By Rose Miller
Gov. Andrew Cuomo signed the New York Health and Essential Rights Act (NY HERO Act) into law on May 5. This new act will impose substantial responsibilities on all private employers to provide and maintain safe workplaces for the ongoing COVID-19 pandemic, and for all airborne infectious disease outbreaks in the future.
Don’t shoot the messenger. Seems like New York has rolled out a new regulation to implement every month. A whole host of changes will need to be put in place by Sept. 2. As a small business owner, I feel your pain.
The first thing employers will need to do is to develop an industry specific prevention work plan. Work plans include how the employer handles workplace safety protocols such as health screenings, face coverings, personal protective equipment, hygiene stations, regular cleaning/disinfecting, social distancing, and other controls related to infectious disease safety concerns. There are some options for employers under a collective bargaining agreement.
Some employers have had some type of prevention work plan already in place. My firm was one of the only vendors, who included such a work plan as a supplement to the employee handbook. Existing plans will need to be updated to comply with the act and it must be included in all employee handbooks and posted at all work sites.
Many employers are waiting for the Department of Labor model which is expected around July 4. However, there is great deal of work to be done in mapping out the who, what, where and how the plan works specific to your organizations. A customized plan must meet or exceed the minimum standards in the act and plans must include participation of employees in its development.
There are many other aspects of implementing the prevention work plan. Supervisors are tasked with the responsibility for compliance, and they will need to be trained on the plan. The plan needs to be “verbally communicated” to employees.
The work plan must include anti-discrimination/anti-retaliation protection for employees who refuse to work based on “reasonable” and “good faith” belief working conditions are unsafe. Many employers say some employees have unreasonable fears of coming back to work. The state will require employees to submit written notice of the alleged safety violation.
Employees cannot sue the employer until 30 days after submitting a safe notice unless the employer immediate dismisses or ignores the notice. A local attorney, who represents workers due to unsafe work conditions, told us many employers did not do the right things during the coronavirus pandemic. They ignored CDC guidelines such as testing, cleaning and face coverings.
The attorney anticipates more litigation regarding employers dropping testing requirements, and we now have the additional risks from complaints from vaccinated employees exposed to employees refusing to get vaccinated and refusing to wear a mask. This is a big issue because of current workplace conflicts related to polarized opinions on virus prevention and how workplace safety issues have been politicized.
Which brings me to the second part of compliance. Employers will have until Nov. 1 to form a safety committee. The committee component covers private sector employers with 10 or more employees.
The committee must contain a combination of two-thirds non-supervisory employees and one-third management. The biggest question is which rank-file will service on a minimum four-person committee. The act states the employer cannot make the decision, and if unionized, the union decides.

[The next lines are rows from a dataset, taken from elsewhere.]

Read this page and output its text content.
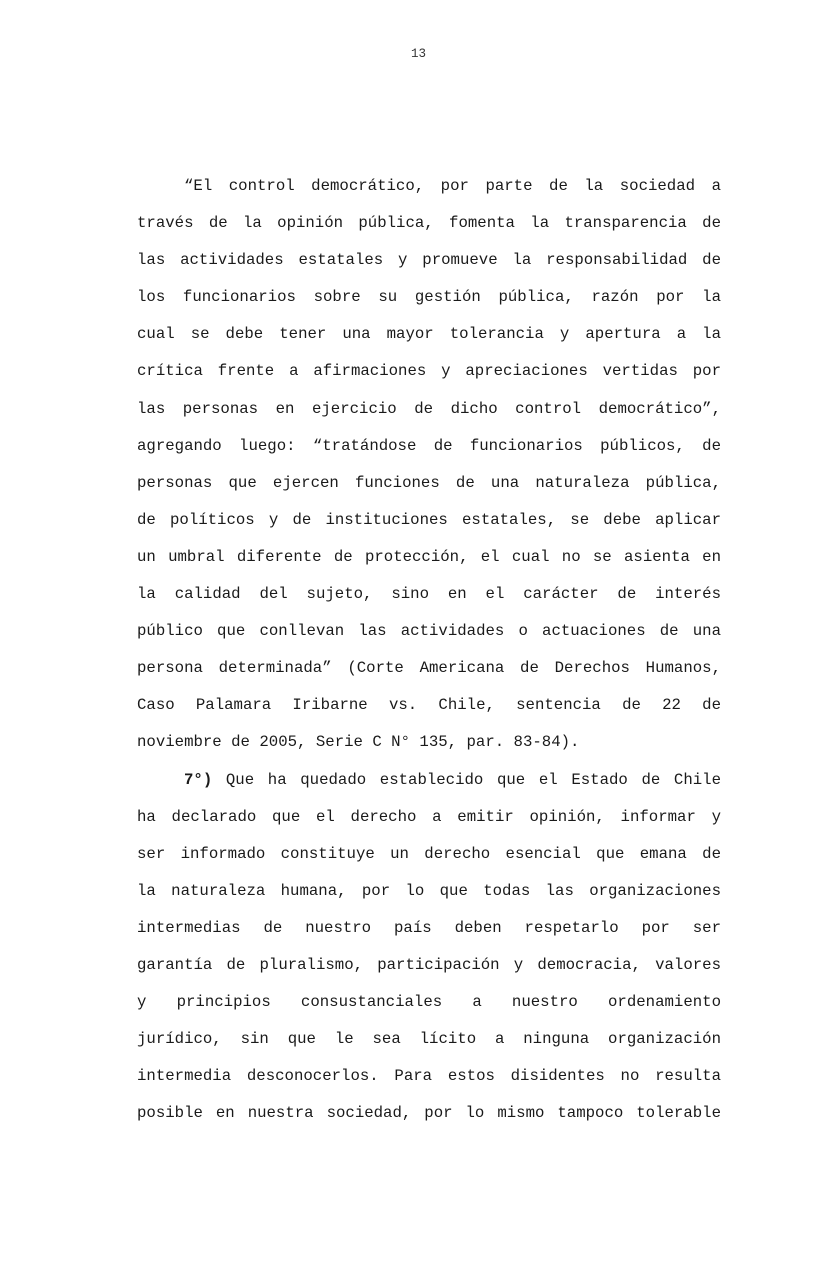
13
“El control democrático, por parte de la sociedad a
través de la opinión pública, fomenta la transparencia de
las actividades estatales y promueve la responsabilidad de
los funcionarios sobre su gestión pública, razón por la
cual se debe tener una mayor tolerancia y apertura a la
crítica frente a afirmaciones y apreciaciones vertidas por
las personas en ejercicio de dicho control democrático”,
agregando luego: “tratándose de funcionarios públicos, de
personas que ejercen funciones de una naturaleza pública,
de políticos y de instituciones estatales, se debe aplicar
un umbral diferente de protección, el cual no se asienta en
la calidad del sujeto, sino en el carácter de interés
público que conllevan las actividades o actuaciones de una
persona determinada” (Corte Americana de Derechos Humanos,
Caso Palamara Iribarne vs. Chile, sentencia de 22 de
noviembre de 2005, Serie C N° 135, par. 83-84).
7°) Que ha quedado establecido que el Estado de Chile
ha declarado que el derecho a emitir opinión, informar y
ser informado constituye un derecho esencial que emana de
la naturaleza humana, por lo que todas las organizaciones
intermedias de nuestro país deben respetarlo por ser
garantía de pluralismo, participación y democracia, valores
y principios consustanciales a nuestro ordenamiento
jurídico, sin que le sea lícito a ninguna organización
intermedia desconocerlos. Para estos disidentes no resulta
posible en nuestra sociedad, por lo mismo tampoco tolerable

If your company already has a workplace safety committee, there is no need to create a new one unless it doesn’t meet all requirements.
The committee will be responsible for raising health and safety concerns, reviewing safety policies, reviewing/responding to employee written complaints, and participating in agency site visits. The committee must be allowed to meet at least quarterly for no more than two hours during work hours. They must be allowed to attend up to four hours of paid training.
Additionally, employers must protect employees against retaliation for their participation in the safety committee.
The act outlines severe penalties for non-compliance. Since there is an increased ability for employees to sue under the act, we are recommending employers contact their insurance broker to review the limits on their employer practices liability insurance or to get this insurance in place as soon as possible.